2. Deterioration in the Fundamentals
Along with keeping track of a firm’s stock price after establishing a price target, monitoring the performance of the underlying business is important. A key reason to sell is if the business fundamentals decline. In an ideal world, an investor will realize a deterioration in sales, profit margins, cash flow, or other key operating fundamentals before the stock price starts to decline. More experienced analysts may read deep into the financial statements, such as filing footnotes that other investors are more likely to miss.
Fraud is one of the more serious fundamental flaws. Investors who were early to spot financial fraud from the likes of WorldCom, Enron, and Tyco were able to save substantial sums as the share prices of these respective firms plummeted.
3. A Better Opportunity Comes Along
Opportunity cost is the potential benefits that an investor misses out on when choosing one alternative over another. Before buying a stock, always compare it with the potential gains that could be obtained by owning a different stock. If that alternative is better, then it makes sense to sell the current position and buy the other.
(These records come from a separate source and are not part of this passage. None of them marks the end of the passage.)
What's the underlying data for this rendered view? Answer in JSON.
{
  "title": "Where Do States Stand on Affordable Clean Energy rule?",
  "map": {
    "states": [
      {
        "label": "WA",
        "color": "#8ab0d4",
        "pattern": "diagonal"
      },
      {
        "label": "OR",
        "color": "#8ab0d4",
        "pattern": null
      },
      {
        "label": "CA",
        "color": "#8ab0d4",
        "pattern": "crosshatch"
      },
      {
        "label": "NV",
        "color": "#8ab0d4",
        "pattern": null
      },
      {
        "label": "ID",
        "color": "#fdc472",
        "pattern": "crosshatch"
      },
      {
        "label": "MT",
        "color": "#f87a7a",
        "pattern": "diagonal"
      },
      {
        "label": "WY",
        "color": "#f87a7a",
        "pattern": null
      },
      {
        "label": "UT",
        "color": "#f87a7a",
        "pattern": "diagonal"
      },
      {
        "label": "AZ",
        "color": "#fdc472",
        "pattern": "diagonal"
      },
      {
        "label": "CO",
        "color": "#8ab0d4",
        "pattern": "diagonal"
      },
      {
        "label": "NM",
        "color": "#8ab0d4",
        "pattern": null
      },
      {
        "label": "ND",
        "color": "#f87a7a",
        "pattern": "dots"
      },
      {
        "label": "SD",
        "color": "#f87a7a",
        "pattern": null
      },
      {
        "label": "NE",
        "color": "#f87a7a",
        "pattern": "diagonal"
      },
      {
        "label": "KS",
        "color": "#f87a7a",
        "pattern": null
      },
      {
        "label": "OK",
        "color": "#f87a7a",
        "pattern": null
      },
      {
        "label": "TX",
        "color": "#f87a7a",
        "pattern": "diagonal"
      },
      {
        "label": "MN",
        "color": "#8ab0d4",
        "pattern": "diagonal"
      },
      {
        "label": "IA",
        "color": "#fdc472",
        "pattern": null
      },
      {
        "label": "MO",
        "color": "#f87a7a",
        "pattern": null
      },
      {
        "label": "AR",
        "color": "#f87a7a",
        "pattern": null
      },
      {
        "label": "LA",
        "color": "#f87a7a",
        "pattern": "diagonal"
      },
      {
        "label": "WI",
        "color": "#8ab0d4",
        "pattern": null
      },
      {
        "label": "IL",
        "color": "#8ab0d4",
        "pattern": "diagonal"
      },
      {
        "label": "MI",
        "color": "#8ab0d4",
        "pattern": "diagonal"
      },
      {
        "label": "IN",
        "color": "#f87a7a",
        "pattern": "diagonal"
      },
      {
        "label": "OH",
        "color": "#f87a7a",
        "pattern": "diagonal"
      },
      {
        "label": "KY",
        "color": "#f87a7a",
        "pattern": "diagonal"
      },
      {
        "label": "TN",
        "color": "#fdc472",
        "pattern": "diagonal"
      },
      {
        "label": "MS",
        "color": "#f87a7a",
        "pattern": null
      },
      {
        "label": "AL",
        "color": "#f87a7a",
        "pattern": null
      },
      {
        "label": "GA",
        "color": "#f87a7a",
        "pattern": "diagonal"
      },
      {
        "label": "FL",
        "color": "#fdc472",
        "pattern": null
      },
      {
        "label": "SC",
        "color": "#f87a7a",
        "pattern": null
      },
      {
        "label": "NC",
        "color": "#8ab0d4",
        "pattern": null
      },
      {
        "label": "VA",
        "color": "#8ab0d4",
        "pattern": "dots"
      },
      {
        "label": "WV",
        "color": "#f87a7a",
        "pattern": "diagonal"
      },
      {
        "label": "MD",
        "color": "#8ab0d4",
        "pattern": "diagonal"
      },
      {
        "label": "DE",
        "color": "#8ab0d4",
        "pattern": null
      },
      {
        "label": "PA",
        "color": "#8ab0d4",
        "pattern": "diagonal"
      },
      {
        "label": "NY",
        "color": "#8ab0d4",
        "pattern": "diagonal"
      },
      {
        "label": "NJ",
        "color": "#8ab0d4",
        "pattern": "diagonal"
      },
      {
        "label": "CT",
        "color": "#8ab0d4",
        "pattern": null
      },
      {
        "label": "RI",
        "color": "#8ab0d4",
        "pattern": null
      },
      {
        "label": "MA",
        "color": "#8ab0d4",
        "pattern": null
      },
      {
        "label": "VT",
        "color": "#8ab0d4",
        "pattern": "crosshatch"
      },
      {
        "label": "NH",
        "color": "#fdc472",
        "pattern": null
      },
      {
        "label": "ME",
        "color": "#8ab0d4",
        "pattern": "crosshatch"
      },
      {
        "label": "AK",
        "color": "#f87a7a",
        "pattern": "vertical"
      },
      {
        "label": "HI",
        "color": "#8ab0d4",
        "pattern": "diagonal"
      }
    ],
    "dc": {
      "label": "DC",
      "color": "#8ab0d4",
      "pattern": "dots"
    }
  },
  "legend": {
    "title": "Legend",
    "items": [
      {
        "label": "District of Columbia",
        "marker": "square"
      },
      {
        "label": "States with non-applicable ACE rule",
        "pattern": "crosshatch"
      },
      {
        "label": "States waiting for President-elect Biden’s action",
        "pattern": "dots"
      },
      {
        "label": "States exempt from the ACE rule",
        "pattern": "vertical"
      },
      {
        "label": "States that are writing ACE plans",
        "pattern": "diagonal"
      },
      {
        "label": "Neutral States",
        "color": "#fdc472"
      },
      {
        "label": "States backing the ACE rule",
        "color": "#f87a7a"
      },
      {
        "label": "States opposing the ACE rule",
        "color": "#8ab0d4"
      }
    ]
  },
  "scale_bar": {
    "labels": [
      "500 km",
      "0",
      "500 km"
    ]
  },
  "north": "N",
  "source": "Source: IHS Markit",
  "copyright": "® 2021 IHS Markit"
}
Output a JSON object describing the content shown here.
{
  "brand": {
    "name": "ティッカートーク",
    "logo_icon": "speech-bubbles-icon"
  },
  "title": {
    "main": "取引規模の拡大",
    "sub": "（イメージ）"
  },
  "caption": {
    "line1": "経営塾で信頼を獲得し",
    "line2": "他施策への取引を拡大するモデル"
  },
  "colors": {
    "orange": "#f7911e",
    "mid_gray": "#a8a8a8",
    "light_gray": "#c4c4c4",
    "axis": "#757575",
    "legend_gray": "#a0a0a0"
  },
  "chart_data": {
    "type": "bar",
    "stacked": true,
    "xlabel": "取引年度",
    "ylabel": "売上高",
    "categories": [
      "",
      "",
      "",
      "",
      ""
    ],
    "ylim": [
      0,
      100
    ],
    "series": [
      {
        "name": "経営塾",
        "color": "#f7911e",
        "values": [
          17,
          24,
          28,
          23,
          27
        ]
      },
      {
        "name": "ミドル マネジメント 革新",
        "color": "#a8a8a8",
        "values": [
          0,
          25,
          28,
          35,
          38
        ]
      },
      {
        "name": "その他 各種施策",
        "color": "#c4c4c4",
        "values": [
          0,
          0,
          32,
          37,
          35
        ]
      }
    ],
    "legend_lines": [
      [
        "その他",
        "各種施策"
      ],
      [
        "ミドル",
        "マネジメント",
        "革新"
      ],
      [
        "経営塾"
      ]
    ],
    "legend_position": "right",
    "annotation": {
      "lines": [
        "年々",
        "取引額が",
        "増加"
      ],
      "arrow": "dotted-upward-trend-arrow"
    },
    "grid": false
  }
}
Accurately identifying opportunity cost is extremely difficult, but it could include investing in a competitor if it has equally compelling growth prospects and trades at a lower valuation, such as a lower price-to-earnings multiple.
4. After a Merger
The average takeover premium, or price at which a company is bought out, generally ranges from 20 to 40%. If an investor is lucky enough to own a stock that ends up being acquired for a significant premium, the best course of action may be to sell it. There may be merits to continuing to own the stock after the merger goes through, such as if the competitive position of the combined companies improves substantially.
However, mergers have a lousy track record of being successful. Additionally, it can take many months for a deal to be completed. Therefore, from an opportunity cost perspective, it can make sense to find an alternative investment opportunity with better upside potential.
5. After Bankruptcy
In the vast majority of cases, a bankrupt company becomes worthless to shareholders. However, for tax purposes, it is important to sell or realize the loss so that it can offset future capital gains and a small percentage of regular income each year.
Selling a stock right after bankruptcy will often result in a large loss, but you may still be able to recover some cents on the dollar.
The Bottom Line
The decision to sell a stock is indeed a combination of art and science. There are a number of considerations to make, such as those above, when deciding if stock gains have run their course or are likely to continue. One common-sense strategy is to sell as a stock rises to lock in gains over time and to sell into losses to avoid them from spiraling out of control.